What does "building power" look like for members of CVH in practice, and how do you see that power growing in the years ahead?
At CVH, we say “power” is organized people and organized money.

Building power looks like a CVH member going from never having knocked on a door to leading a team of other members. It looks like our members testifying at the City Council, meeting with their elected officials, and shaping policy agendas. Through our Ella Baker School for Organizing, we're always training the next generation of organizers.

Looking ahead, I see our power growing as we deepen our Follow Black Women infrastructure, as we connect fights across the state, and as we win policies that give people more time and resources to organize and just live their lives. Power grows when people see themselves winning and bring their neighbors into the fight. And power grows when we have this kind of monetary support from everyday people.

How has the Follow Black Women project grown since we last spoke, and what change has it sparked so far?
Follow Black Women has grown from a bold idea into real infrastructure. We surveyed over 5,000 Black women across New York State and found that education, housing, and healthcare are the priority policy areas for change. This year we organized a series of events focused on how we show up differently for this work because the conditions are different. The events included visioning sessions, panels on rest, and trainings on Ranked Choice Voting. These events set the foundation to build a policy agenda created by Black women that will guide lawmakers in 2026 and beyond.

This September, we held a powerful event with 100 Black women, Attorney General Letitia James, and mayoral candidate Zohran Mamdani to present our top priorities for the next mayor. We're holding two more sessions in October and November for Black women to dive deeper into writing a mayoral agenda. This is what it looks like when Black women move from being acknowledged as the wheels of political movements to actually being the drivers.

What does it mean for CVH to center the leadership of Black women, and how do you see that shaping broader movements for justice?
For more than 100 years, Black women have led America's progress on human rights. We know this, so why aren't Black women setting the agenda and driving policy?

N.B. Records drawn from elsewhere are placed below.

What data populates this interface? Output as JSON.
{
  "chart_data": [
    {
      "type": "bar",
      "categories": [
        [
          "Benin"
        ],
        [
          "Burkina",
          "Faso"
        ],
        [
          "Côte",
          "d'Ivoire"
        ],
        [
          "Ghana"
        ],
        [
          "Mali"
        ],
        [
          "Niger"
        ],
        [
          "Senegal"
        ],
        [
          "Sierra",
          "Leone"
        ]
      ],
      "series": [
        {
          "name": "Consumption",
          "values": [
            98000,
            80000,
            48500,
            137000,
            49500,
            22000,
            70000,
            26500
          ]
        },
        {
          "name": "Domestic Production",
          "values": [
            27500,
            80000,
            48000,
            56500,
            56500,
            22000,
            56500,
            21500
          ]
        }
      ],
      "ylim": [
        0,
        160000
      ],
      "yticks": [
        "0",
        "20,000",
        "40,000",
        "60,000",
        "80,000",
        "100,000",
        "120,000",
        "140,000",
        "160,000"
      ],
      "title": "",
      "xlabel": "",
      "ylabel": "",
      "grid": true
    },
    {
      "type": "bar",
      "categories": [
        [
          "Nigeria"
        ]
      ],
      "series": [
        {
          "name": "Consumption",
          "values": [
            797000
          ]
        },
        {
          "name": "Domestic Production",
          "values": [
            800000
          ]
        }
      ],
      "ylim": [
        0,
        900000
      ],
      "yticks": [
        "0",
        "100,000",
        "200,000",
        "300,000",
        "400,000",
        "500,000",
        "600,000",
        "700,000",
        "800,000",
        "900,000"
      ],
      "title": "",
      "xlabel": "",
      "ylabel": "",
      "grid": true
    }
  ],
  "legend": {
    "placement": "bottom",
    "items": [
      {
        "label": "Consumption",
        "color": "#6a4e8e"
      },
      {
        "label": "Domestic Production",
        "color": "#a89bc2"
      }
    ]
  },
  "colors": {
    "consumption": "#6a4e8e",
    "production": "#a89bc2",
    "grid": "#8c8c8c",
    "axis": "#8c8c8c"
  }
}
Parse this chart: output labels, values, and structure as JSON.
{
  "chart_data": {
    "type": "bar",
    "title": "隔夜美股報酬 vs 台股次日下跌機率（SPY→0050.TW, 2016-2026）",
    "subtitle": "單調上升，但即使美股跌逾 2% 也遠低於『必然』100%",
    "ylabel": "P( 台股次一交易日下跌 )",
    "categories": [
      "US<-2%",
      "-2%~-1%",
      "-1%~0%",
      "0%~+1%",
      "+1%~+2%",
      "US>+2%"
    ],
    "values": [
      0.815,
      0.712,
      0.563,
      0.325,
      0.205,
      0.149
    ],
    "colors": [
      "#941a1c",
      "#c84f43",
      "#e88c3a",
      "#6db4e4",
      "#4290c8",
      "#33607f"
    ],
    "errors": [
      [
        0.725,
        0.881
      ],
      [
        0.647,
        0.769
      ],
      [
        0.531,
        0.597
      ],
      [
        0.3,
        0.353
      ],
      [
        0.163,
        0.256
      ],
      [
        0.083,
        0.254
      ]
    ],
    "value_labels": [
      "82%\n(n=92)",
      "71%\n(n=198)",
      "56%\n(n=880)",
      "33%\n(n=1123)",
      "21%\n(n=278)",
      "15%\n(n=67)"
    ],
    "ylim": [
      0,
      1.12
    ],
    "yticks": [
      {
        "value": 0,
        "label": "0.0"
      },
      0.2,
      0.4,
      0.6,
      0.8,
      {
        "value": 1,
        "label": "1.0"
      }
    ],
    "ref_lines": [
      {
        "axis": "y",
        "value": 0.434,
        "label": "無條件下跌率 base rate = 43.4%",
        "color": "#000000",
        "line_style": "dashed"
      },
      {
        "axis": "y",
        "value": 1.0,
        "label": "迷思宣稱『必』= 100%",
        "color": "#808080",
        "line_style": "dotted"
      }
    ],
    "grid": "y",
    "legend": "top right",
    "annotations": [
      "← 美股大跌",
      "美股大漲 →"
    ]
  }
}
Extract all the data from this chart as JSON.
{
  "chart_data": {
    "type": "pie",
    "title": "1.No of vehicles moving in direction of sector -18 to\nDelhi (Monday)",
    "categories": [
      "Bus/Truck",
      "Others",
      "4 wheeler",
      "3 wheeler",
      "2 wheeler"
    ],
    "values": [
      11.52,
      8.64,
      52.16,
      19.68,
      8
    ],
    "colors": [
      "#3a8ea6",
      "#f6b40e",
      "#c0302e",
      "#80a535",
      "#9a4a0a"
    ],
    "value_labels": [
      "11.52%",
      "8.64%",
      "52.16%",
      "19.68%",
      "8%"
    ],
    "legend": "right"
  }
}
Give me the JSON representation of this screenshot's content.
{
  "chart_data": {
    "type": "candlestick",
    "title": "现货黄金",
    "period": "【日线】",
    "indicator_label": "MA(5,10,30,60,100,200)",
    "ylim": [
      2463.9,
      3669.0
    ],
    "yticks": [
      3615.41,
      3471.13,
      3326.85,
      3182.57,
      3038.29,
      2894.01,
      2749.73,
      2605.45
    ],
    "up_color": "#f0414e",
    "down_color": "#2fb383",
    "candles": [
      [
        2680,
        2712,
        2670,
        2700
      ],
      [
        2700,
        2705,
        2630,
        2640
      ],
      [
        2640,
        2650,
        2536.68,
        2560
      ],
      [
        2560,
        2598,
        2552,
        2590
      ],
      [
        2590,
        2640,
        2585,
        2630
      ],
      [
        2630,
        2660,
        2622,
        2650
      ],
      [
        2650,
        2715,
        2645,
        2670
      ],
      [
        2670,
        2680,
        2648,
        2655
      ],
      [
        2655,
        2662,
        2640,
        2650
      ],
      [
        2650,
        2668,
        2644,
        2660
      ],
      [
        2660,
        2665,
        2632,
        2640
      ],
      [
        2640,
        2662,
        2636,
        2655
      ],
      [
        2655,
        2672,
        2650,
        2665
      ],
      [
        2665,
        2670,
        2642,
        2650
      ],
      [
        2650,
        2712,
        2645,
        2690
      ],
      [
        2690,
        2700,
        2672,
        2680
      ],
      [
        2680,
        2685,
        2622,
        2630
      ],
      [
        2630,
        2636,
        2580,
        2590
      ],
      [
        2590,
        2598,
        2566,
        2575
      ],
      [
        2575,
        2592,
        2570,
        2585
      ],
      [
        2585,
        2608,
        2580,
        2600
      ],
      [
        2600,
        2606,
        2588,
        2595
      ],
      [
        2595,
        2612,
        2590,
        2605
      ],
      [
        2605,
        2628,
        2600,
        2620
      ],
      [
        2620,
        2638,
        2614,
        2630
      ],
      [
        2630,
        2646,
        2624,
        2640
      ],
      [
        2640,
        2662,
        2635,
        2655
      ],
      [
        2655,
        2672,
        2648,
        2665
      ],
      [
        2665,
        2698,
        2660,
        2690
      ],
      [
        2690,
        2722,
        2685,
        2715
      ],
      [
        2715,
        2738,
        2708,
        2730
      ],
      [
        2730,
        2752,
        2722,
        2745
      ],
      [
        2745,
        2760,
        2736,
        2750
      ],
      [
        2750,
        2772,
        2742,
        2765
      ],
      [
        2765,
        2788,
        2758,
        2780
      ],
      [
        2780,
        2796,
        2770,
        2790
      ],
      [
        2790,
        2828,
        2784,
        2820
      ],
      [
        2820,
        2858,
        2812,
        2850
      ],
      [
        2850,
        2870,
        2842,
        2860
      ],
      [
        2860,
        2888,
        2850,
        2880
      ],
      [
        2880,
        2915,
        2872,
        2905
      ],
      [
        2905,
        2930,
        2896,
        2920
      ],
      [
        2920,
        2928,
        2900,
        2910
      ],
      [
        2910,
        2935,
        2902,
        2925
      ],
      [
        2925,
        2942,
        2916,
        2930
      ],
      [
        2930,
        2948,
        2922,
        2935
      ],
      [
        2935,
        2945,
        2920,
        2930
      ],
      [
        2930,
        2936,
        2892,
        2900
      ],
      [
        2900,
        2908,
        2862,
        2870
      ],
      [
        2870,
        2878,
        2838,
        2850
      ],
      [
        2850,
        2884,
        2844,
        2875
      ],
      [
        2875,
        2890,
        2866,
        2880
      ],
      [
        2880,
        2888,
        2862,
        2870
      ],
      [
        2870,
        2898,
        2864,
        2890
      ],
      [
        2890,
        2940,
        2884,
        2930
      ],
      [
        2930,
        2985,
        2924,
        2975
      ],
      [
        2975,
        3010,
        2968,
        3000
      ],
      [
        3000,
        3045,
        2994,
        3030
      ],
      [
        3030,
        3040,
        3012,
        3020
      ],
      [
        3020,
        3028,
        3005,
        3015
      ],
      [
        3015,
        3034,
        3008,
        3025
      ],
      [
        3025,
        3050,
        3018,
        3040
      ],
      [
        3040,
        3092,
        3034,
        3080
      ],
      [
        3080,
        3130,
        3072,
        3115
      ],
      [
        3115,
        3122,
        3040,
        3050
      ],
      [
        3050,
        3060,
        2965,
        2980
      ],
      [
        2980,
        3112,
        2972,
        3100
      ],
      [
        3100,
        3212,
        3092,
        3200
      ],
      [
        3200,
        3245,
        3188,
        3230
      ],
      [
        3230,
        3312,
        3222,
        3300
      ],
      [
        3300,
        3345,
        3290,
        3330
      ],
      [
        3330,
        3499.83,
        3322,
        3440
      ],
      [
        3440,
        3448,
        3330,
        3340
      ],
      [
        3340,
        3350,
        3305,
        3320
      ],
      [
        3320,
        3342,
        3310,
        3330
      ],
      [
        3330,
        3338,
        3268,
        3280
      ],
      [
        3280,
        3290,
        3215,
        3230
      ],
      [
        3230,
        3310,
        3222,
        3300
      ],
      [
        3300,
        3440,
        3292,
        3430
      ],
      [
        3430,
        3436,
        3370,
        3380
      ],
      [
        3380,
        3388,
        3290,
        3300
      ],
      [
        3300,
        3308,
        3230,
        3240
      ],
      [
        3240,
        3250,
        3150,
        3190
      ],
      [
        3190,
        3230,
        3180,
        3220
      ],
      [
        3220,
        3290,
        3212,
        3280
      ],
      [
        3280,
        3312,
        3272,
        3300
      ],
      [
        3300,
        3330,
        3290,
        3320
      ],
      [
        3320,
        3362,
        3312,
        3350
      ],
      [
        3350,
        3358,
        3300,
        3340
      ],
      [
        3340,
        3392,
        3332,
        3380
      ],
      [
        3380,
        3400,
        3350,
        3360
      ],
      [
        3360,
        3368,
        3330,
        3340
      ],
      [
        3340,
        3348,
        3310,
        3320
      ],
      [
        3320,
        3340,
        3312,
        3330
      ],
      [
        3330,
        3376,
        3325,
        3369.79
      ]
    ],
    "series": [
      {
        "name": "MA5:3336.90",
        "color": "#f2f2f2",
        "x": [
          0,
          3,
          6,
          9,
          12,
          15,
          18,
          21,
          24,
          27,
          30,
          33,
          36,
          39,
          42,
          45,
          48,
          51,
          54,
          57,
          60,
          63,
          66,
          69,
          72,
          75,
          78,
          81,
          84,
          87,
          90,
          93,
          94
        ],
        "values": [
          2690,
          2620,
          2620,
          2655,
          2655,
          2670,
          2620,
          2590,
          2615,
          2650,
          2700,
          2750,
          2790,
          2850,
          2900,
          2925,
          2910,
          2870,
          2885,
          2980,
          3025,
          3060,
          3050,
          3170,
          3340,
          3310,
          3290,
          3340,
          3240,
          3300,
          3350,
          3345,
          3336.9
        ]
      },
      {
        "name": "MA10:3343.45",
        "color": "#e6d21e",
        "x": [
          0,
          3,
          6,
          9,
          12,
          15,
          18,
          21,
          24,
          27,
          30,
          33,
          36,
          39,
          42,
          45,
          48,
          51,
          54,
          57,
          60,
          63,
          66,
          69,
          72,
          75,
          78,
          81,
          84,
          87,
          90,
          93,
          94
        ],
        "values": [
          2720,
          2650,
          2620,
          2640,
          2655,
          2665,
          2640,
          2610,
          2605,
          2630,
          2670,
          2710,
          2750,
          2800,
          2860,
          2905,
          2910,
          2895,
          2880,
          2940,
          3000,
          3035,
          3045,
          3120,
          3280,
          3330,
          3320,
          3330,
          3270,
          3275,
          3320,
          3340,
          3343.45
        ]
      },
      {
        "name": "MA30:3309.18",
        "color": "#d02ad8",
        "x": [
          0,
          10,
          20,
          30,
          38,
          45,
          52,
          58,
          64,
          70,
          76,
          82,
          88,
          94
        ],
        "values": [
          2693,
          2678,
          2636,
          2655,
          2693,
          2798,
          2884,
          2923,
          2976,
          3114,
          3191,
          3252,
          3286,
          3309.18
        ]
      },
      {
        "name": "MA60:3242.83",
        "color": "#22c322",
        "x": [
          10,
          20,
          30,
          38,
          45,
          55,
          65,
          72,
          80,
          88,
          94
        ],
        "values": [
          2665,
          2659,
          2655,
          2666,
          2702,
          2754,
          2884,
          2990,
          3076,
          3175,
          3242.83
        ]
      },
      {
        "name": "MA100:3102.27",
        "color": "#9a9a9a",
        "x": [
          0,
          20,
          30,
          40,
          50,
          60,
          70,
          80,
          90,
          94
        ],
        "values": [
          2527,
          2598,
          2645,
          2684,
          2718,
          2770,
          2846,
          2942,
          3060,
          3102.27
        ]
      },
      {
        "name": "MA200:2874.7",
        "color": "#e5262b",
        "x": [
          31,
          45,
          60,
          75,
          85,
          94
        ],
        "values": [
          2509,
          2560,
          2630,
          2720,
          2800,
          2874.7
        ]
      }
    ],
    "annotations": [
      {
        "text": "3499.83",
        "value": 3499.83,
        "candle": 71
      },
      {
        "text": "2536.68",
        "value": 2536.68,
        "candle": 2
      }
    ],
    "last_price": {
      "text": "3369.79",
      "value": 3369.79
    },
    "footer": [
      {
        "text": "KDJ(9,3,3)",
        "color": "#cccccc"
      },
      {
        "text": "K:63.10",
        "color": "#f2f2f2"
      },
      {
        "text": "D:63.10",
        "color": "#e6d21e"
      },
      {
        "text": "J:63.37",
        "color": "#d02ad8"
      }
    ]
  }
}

When we center Black women's leadership, we're building from the most intersectional analysis. Black women experience racism, sexism, and often economic exploitation simultaneously. Solutions that work for Black women work for everyone.

I see this shaping broader movements by demonstrating that the most transformative change comes when those most impacted are leading. We are the architects of our liberation.

We're running a round-up campaign in cafes this month to support CVH. How do you see small, everyday contributions like this playing into larger movements for change?
Here's the truth: we've grown from a small and mighty group into a statewide, power-building machine, and that happened because of sustained support from everyday people.

When someone rounds up their coffee purchase to support CVH, they're making a statement about what kind of world they want to live in. They're investing in member leadership, in organizing infrastructure, in the long-term work that doesn't make headlines but builds power. Those contributions add up to door hangers, to organizing trainings, to trips to Albany and DC. And just as importantly, it means we're accountable to our communities. That's how movements are sustained – not by one big check from one big donor, but by many people investing in the future together.